However folks, don’t be surprised if you don’t see the promised spending materialize. A new stadium will not turn a skunk into a rose nor can it turn a sleaze into a decent owner.
Fun with numbers…
Let’s suppress our gag reflex, put on protective gloves and spend a moment in Loria’s pocket:
Marlins cost $143,500,000, so this much money is out of his pocket. This is offset by the $120 million from the Expos sale.
-$143,500,000 $120,000,000 ------------- -$23,500,000
Now, let’s factor in the savings of amortizing 50% of the purchase price (which comes in handy for any taxes that may be incurred from the Expos sale) over the first five years:
-$23,500,000 $71,750,000 ------------- $48,250,000
…and toss in eight years of revenue sharing…
$48,250,000 $200,000,000 ------------- $248,250,000
…and equity, in 2007 the Marlins were valued at $244,000,000 an increase of $100,500,000…
$248,250,000 $100,500,000 ------------- $348,750,000
…and for what it’s worth, Forbes estimates that the value of the club can expect to jump at least $40 million in value in the new stadium’s first year of operation.
Therefore, using these few numbers without selling a ticket or hot dog, yet alone receiving national TV money, local TV and radio revenue, or a nickel for MLBAM over eight freaking years do you think they’re starving in South Florida? These numbers aren’t hard and fast obviously, but they do demonstrate that Loria and Samson have been made incredibly wealthy by simply owning the team.

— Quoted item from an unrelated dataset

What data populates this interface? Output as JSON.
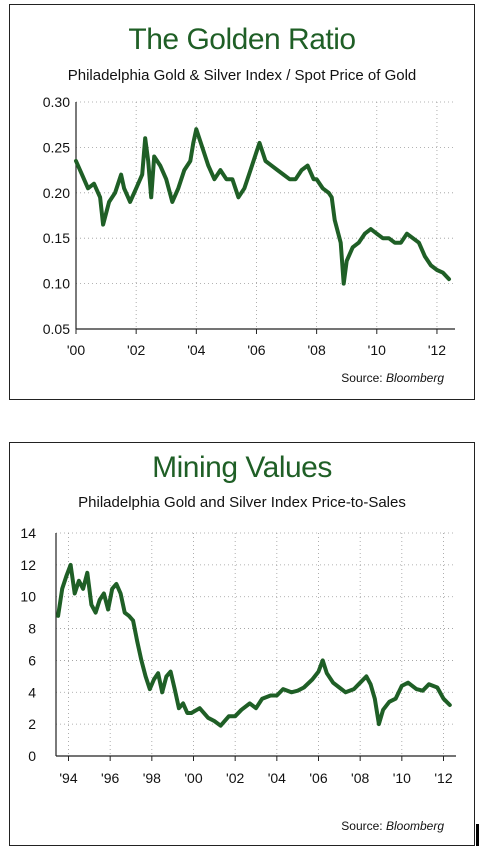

Thanks to the generosity of South Florida, they’re going to become a lot wealthier—just keep this in mind when they claim that the expenses from a new stadium hinder them from having a payroll as high as they’d like to have. If they have a problem with these numbers it’s easy to counteract them—just open the books. I’m sure Andrew Zimbalist and Maury Brown wouldn’t mind taking the time to analyse them, right guys? I’ll post the results here.